17 agosto, 2011

Milagros


 De vuelta, otra vez andábamos por allá mirando la negrura del cielo del mediodía. Se había puesto así de repente. Cuando las fuerzas se espesan, se ensanchan y comienza a crujir todo el entorno de la naturaleza... nadie se acuerda de ningún pronóstico. El cielo estaba negro y quieto, como hecho de una masa que solo esperaba el último movimiento de partículas para desprenderse y desplomarse como un manto interminable de dolor, de frío. Convencidos de que en lo mojado no se genera nada bueno, nada estable, nada realmente vivo... 
 Nos recostamos sobre el respaldo de un sillón cómodo para sentirnos más livianos y contrarrestar el dolor, las vísceras atrofiadas desde hacía meses. 
 Levantamos en ese preciso instante la llamada.
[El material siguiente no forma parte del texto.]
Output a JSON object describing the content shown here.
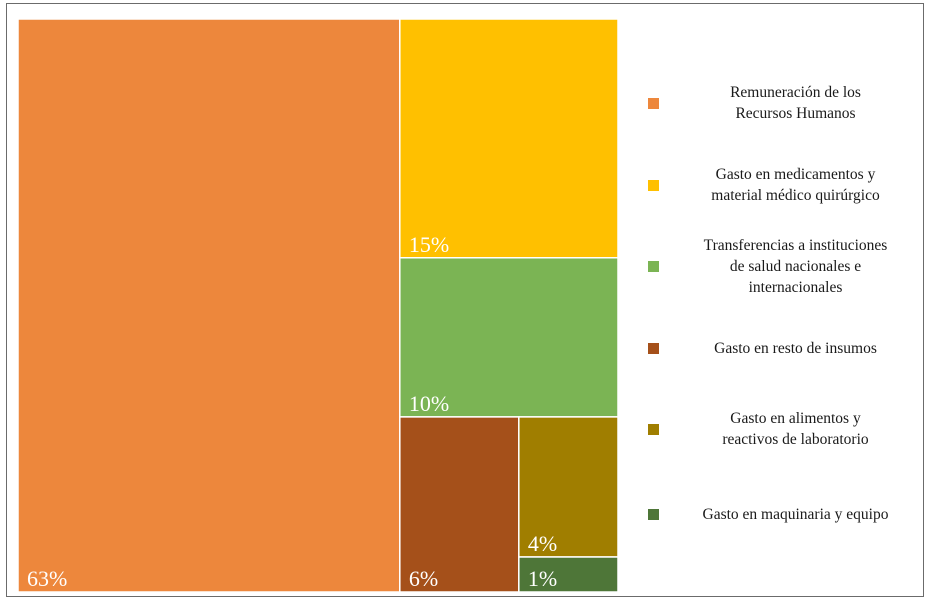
{
  "chart_data": {
    "type": "treemap",
    "series": [
      {
        "name": "Remuneración de los\nRecursos Humanos",
        "value": 63,
        "label": "63%",
        "color": "#ED873C"
      },
      {
        "name": "Gasto en medicamentos y\nmaterial médico quirúrgico",
        "value": 15,
        "label": "15%",
        "color": "#FFC000"
      },
      {
        "name": "Transferencias a instituciones\nde salud nacionales e\ninternacionales",
        "value": 10,
        "label": "10%",
        "color": "#7BB454"
      },
      {
        "name": "Gasto en resto de insumos",
        "value": 6,
        "label": "6%",
        "color": "#A5501A"
      },
      {
        "name": "Gasto en alimentos y\nreactivos de laboratorio",
        "value": 4,
        "label": "4%",
        "color": "#A07E00"
      },
      {
        "name": "Gasto en maquinaria y equipo",
        "value": 1,
        "label": "1%",
        "color": "#4E7638"
      }
    ],
    "legend_position": "right"
  }
}
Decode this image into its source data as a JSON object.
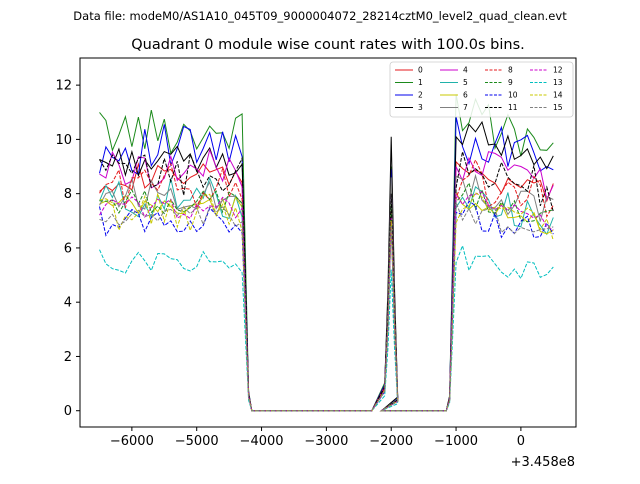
{
  "figure": {
    "suptitle": "Data file: modeM0/AS1A10_045T09_9000004072_28214cztM0_level2_quad_clean.evt"
  },
  "chart_data": {
    "type": "line",
    "title": "Quadrant 0 module wise count rates with 100.0s bins.",
    "xlabel": "",
    "ylabel": "",
    "x_offset_label": "+3.458e8",
    "xlim": [
      -6800,
      850
    ],
    "ylim": [
      -0.6,
      13.0
    ],
    "xticks": [
      -6000,
      -5000,
      -4000,
      -3000,
      -2000,
      -1000,
      0
    ],
    "xtick_labels": [
      "−6000",
      "−5000",
      "−4000",
      "−3000",
      "−2000",
      "−1000",
      "0"
    ],
    "yticks": [
      0,
      2,
      4,
      6,
      8,
      10,
      12
    ],
    "ytick_labels": [
      "0",
      "2",
      "4",
      "6",
      "8",
      "10",
      "12"
    ],
    "grid": false,
    "legend_location": "top-right",
    "legend_columns": 4,
    "segments": [
      {
        "start": -6500,
        "end": -4250,
        "step": 100
      },
      {
        "start": -2050,
        "end": -1950,
        "step": 50
      },
      {
        "start": -1000,
        "end": 550,
        "step": 100
      }
    ],
    "zero_x": [
      -4150,
      -4050,
      -3900,
      -3700,
      -3500,
      -3300,
      -3100,
      -2900,
      -2700,
      -2500,
      -2300,
      -2150,
      -1850,
      -1700,
      -1500,
      -1300,
      -1150
    ],
    "edge_points": [
      {
        "x": -4200,
        "frac": 0.07
      },
      {
        "x": -2100,
        "frac": 0.1
      },
      {
        "x": -1900,
        "frac": 0.05
      },
      {
        "x": -1100,
        "frac": 0.05
      }
    ],
    "end_point": {
      "x": 550,
      "frac": 0.32
    },
    "series": [
      {
        "name": "0",
        "color": "#e41a1c",
        "dash": "solid",
        "seg1": 8.6,
        "spike": 7.8,
        "seg3": 9.0
      },
      {
        "name": "1",
        "color": "#1b8a1b",
        "dash": "solid",
        "seg1": 10.3,
        "spike": 9.0,
        "seg3": 10.9
      },
      {
        "name": "2",
        "color": "#0000ee",
        "dash": "solid",
        "seg1": 9.6,
        "spike": 8.9,
        "seg3": 10.2
      },
      {
        "name": "3",
        "color": "#000000",
        "dash": "solid",
        "seg1": 9.2,
        "spike": 10.1,
        "seg3": 10.5
      },
      {
        "name": "4",
        "color": "#cc00cc",
        "dash": "solid",
        "seg1": 8.9,
        "spike": 8.3,
        "seg3": 9.3
      },
      {
        "name": "5",
        "color": "#20b2aa",
        "dash": "solid",
        "seg1": 7.8,
        "spike": 7.2,
        "seg3": 8.0
      },
      {
        "name": "6",
        "color": "#c8c800",
        "dash": "solid",
        "seg1": 7.5,
        "spike": 7.0,
        "seg3": 7.7
      },
      {
        "name": "7",
        "color": "#808080",
        "dash": "solid",
        "seg1": 8.0,
        "spike": 8.6,
        "seg3": 8.3
      },
      {
        "name": "8",
        "color": "#e41a1c",
        "dash": "dashed",
        "seg1": 8.3,
        "spike": 7.4,
        "seg3": 8.7
      },
      {
        "name": "9",
        "color": "#1b8a1b",
        "dash": "dashed",
        "seg1": 7.7,
        "spike": 7.6,
        "seg3": 8.1
      },
      {
        "name": "10",
        "color": "#0000ee",
        "dash": "dashed",
        "seg1": 7.0,
        "spike": 6.9,
        "seg3": 7.3
      },
      {
        "name": "11",
        "color": "#000000",
        "dash": "dashed",
        "seg1": 8.7,
        "spike": 8.0,
        "seg3": 9.1
      },
      {
        "name": "12",
        "color": "#cc00cc",
        "dash": "dashed",
        "seg1": 7.5,
        "spike": 7.1,
        "seg3": 7.9
      },
      {
        "name": "13",
        "color": "#00bfbf",
        "dash": "dashed",
        "seg1": 5.5,
        "spike": 5.2,
        "seg3": 5.7
      },
      {
        "name": "14",
        "color": "#c8c800",
        "dash": "dashed",
        "seg1": 7.3,
        "spike": 7.0,
        "seg3": 7.6
      },
      {
        "name": "15",
        "color": "#808080",
        "dash": "dashed",
        "seg1": 7.1,
        "spike": 6.8,
        "seg3": 7.4
      }
    ]
  }
}
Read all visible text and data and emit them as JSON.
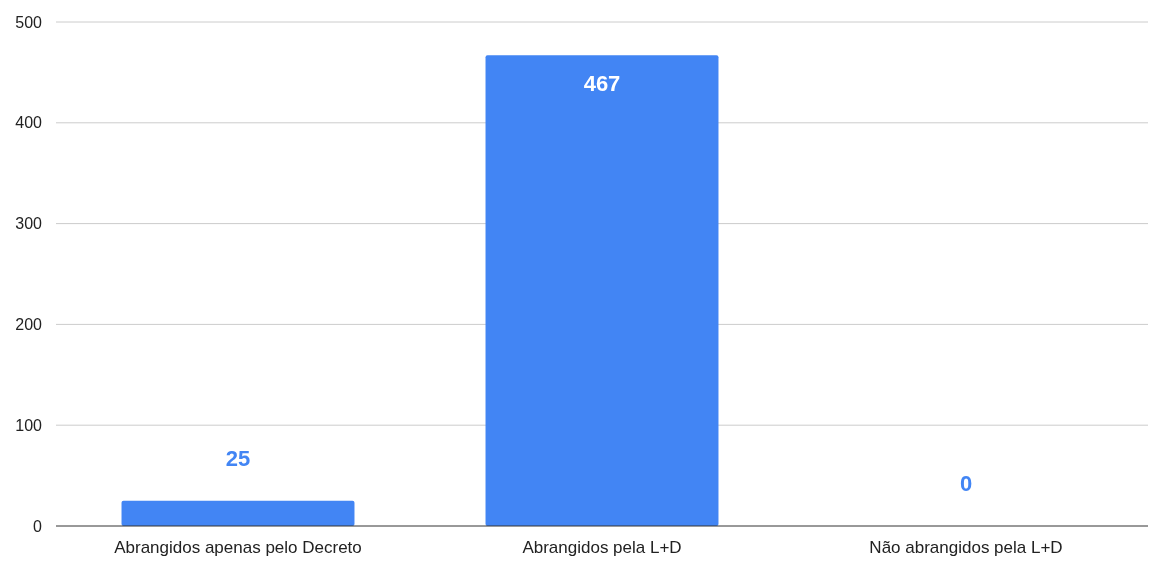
{
  "chart_data": {
    "type": "bar",
    "categories": [
      "Abrangidos apenas pelo Decreto",
      "Abrangidos pela L+D",
      "Não abrangidos pela L+D"
    ],
    "values": [
      25,
      467,
      0
    ],
    "color": "#4285f4",
    "ylim": [
      0,
      500
    ],
    "yticks": [
      0,
      100,
      200,
      300,
      400,
      500
    ],
    "grid": "y",
    "data_labels": true
  }
}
Era DTU para avisar que el fit había llegado a los 400. Nos contagio la alegría, las ganas de festejar, de abrazar a los compañeros y llorar y reír toda la noche. 
 Pero después ya no podíamos reír, mientras avanzábamos desganadamente sintiendo el suave repiqueteo sobre la fina capa de agua en el asfalto azul que deslumbraba todavía más bajo esos grandes faroles de luz fluorescente. Qué de noche estaba todo, a un costado nuestro un chico zumbó deslizándose con una gran tabla de skate. Y eso era lo único, no había más señal de movimiento ni de gente. Las rueditas de goma maciza del skate iban dejando unos largos trazos que se fundían sobre el trasfondo liso que ya no era la calle. Era una superficie para bañar todo de azul y contornear sobre ese plano liso único la noche mojándose así misma, imperceptiblemente, y liberando como un chorro de altísima presión todo el silencio posible.